La trama segreta del ricordo degli eroi

7 Luglio 2019

«Quando uscivo di casa con lui mi lanciavo in strada per prima, in modo che se qualcuno avesse sparato avrebbe colpito me al posto suo». Fiammetta Borsellino aveva 19 anni quando, il 19 luglio di 27 anni fa, suo padre, Paolo, fu ucciso insieme con 5 agenti della sua scorta, in un attentato mafioso in via D’Amelio a Palermo. Fiammetta Borsellino ha ricordato suo padre, il grande magistrato antimafia, in un’intervista pubblicata da 7, il settimanale del Corriere della Sera. «A 13 anni», ha detto, «volevo viaggiare da sola, papà cercava di frenarmi e mi diceva: “Ma dove vai”? Se poi m’ammazzano come fanno ad avvisarti?”. Era un modo per trattenermi, ma anche per esorcizzare il pericolo». Succede che gli eroi di un Paese restino anche e soprattutto uomini qualunque per chi li conobbe e amò.
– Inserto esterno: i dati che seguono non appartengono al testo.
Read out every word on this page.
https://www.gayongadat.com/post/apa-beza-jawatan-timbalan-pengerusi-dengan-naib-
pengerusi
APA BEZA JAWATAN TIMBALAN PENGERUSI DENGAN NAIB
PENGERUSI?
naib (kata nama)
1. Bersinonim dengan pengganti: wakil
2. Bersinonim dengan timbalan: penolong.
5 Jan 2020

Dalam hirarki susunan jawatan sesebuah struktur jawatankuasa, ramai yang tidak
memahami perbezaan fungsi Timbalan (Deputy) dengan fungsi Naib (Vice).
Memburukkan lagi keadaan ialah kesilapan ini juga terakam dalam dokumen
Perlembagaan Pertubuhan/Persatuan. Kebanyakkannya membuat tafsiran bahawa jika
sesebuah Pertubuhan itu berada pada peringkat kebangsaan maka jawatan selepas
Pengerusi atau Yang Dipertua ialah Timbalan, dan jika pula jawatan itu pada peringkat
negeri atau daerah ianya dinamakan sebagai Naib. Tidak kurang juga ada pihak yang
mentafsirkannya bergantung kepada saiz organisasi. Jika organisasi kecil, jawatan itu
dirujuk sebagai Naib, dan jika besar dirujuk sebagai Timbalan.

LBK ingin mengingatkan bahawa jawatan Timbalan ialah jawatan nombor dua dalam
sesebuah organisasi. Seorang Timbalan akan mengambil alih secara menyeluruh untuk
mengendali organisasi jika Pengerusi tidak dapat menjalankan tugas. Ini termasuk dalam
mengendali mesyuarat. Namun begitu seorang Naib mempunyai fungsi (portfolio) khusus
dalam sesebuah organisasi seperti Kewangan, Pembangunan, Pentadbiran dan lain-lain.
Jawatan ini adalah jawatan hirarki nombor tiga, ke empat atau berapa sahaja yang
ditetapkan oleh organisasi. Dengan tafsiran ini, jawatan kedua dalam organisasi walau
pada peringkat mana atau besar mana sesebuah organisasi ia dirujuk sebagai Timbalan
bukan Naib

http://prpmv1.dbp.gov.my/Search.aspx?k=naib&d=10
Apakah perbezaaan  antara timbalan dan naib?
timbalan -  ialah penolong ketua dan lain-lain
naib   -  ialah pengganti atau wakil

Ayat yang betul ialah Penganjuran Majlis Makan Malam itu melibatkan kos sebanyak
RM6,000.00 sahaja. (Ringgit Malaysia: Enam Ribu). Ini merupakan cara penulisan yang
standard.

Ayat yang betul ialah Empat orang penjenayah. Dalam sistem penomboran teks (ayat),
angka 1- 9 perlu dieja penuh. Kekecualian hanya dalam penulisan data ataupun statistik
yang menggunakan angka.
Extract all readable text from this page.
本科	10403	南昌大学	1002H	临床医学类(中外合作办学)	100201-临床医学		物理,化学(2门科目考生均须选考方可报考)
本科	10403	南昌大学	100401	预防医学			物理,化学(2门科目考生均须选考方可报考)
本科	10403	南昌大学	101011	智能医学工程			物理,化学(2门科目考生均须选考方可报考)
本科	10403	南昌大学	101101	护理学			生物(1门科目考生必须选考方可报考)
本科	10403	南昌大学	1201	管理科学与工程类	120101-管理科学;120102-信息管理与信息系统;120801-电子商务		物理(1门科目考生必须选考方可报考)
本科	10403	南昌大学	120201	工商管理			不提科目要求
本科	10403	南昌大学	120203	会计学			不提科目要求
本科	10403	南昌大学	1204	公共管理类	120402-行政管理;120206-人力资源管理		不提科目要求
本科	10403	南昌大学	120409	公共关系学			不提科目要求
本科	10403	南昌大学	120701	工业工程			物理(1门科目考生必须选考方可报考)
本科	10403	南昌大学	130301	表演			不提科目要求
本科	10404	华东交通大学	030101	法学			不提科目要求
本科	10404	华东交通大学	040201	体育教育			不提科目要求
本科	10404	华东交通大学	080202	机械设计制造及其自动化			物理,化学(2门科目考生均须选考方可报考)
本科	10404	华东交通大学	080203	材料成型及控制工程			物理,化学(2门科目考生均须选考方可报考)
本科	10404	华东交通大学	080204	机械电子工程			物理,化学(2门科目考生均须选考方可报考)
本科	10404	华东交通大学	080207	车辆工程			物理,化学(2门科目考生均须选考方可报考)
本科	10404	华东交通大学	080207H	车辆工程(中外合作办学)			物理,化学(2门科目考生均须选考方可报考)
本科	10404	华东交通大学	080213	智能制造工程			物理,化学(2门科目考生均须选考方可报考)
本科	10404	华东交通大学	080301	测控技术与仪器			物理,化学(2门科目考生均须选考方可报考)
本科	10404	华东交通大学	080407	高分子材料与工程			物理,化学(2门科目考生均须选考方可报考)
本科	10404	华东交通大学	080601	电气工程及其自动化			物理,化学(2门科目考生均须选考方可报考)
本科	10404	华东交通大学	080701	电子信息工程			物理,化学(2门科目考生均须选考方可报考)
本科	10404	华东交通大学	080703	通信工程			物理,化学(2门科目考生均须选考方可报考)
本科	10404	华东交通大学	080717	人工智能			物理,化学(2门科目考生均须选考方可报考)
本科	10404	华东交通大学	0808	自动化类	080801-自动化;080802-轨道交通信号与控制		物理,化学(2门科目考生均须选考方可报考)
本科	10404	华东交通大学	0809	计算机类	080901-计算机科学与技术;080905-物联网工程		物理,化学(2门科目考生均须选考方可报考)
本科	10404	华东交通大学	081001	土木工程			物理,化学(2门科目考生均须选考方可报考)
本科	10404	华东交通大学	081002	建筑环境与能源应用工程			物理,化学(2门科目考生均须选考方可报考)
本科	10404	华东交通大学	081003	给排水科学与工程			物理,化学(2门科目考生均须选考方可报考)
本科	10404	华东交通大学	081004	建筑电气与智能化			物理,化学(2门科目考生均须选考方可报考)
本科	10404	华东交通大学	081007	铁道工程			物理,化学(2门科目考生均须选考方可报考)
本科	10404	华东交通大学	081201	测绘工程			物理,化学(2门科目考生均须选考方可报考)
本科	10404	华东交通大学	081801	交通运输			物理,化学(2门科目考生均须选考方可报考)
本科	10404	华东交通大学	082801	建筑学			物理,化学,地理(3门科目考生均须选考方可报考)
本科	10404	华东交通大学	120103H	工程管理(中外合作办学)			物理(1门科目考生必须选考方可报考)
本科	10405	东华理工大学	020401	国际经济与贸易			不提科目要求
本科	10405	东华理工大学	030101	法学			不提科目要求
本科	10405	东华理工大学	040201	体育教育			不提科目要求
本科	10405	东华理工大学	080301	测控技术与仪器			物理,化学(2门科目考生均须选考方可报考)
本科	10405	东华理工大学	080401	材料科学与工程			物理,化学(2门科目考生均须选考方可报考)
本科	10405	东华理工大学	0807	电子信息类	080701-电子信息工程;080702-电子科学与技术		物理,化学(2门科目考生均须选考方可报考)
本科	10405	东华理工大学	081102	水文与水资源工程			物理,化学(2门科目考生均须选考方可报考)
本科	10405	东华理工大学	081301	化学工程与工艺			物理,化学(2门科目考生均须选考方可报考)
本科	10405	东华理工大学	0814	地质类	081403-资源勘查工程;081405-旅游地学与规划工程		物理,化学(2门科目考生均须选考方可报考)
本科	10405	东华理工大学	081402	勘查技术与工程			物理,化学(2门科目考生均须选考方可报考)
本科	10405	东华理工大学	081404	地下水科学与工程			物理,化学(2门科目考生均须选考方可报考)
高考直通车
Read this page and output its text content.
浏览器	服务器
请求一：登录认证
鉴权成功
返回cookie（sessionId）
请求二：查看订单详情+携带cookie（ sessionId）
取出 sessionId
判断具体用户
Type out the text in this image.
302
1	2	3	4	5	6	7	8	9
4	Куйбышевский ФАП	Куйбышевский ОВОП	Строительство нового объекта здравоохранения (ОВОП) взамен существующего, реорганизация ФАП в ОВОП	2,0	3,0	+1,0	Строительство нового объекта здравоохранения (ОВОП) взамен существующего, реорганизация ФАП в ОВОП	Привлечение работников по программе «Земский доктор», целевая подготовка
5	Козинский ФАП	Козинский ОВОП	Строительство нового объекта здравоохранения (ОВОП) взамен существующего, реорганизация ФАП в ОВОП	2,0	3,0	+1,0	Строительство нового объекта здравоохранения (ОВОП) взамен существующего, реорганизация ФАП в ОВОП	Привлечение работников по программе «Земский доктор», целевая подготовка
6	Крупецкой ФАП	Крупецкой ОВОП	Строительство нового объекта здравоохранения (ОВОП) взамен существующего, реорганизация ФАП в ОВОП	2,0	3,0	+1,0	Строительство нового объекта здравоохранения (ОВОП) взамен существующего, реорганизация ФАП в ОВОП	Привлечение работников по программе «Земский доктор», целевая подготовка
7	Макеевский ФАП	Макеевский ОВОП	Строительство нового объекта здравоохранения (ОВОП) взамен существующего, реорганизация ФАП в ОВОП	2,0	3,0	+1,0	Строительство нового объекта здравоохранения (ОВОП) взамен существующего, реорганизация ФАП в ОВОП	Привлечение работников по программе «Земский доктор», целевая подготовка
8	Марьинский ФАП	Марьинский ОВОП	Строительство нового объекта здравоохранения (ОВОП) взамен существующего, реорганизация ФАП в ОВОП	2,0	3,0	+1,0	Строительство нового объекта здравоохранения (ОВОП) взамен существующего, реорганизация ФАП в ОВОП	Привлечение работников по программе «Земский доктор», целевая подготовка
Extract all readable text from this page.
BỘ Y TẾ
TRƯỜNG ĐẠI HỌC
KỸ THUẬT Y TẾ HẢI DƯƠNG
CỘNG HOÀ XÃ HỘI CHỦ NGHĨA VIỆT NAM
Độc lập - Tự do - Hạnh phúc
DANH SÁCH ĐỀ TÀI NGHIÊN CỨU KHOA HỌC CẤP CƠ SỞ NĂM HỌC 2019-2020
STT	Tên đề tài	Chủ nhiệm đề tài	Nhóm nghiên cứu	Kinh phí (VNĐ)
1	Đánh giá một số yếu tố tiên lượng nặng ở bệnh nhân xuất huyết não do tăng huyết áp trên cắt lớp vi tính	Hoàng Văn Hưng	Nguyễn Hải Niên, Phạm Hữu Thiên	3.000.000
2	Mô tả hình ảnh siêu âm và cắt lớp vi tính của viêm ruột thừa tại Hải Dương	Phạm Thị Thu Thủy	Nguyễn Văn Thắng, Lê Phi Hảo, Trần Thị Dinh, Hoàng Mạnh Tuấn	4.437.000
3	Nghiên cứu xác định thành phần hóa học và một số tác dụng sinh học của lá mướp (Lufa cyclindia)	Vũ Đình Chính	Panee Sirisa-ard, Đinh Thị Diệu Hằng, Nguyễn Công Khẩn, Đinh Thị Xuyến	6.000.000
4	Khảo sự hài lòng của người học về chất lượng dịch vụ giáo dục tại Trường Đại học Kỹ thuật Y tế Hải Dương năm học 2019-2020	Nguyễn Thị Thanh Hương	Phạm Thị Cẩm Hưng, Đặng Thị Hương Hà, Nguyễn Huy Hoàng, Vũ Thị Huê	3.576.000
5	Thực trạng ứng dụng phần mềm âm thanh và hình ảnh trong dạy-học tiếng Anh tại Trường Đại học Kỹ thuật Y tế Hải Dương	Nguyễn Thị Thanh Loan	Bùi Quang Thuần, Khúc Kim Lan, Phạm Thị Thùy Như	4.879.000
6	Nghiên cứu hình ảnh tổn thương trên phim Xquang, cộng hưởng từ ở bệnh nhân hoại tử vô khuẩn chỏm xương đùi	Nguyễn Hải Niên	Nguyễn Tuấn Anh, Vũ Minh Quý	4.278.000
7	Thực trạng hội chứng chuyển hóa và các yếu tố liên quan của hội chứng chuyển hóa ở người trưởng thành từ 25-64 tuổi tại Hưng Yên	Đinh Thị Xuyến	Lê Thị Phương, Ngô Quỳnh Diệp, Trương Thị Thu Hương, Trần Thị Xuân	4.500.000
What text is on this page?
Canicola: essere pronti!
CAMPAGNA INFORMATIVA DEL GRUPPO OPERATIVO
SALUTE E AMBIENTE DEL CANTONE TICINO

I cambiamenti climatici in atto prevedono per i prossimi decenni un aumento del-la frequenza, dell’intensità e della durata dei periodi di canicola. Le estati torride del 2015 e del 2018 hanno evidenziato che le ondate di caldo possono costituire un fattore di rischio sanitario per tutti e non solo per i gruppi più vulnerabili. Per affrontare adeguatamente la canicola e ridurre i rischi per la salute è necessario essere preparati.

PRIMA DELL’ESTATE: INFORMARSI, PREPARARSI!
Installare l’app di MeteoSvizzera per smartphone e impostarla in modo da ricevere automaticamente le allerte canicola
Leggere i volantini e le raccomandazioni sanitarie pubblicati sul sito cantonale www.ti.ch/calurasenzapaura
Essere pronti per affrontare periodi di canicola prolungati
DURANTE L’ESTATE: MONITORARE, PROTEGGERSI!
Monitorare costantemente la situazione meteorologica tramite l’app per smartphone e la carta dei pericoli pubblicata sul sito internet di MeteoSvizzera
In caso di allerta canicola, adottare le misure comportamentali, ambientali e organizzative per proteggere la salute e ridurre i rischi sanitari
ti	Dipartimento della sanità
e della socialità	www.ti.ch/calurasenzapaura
Il lutto collettivo è sempre infinitamente più lieve di quello personale, familiare. In chi le amò il vuoto lasciato dalle persone entrate nel pantheon degli eroi di una nazione è innanzitutto un’assenza di cose minime e care: un colpo di tosse dopo aver acceso una sigaretta, l’odore del dopobarba, il rumore dei passi sulle scale tornando a casa. Frammenti di conversazioni, ignoti spesso a chi ne onora l’eredità pubblica, ma che sono sostanza della trama del ricordo di chi divise con loro le gioie e i dolori della vita di tutti i giorni.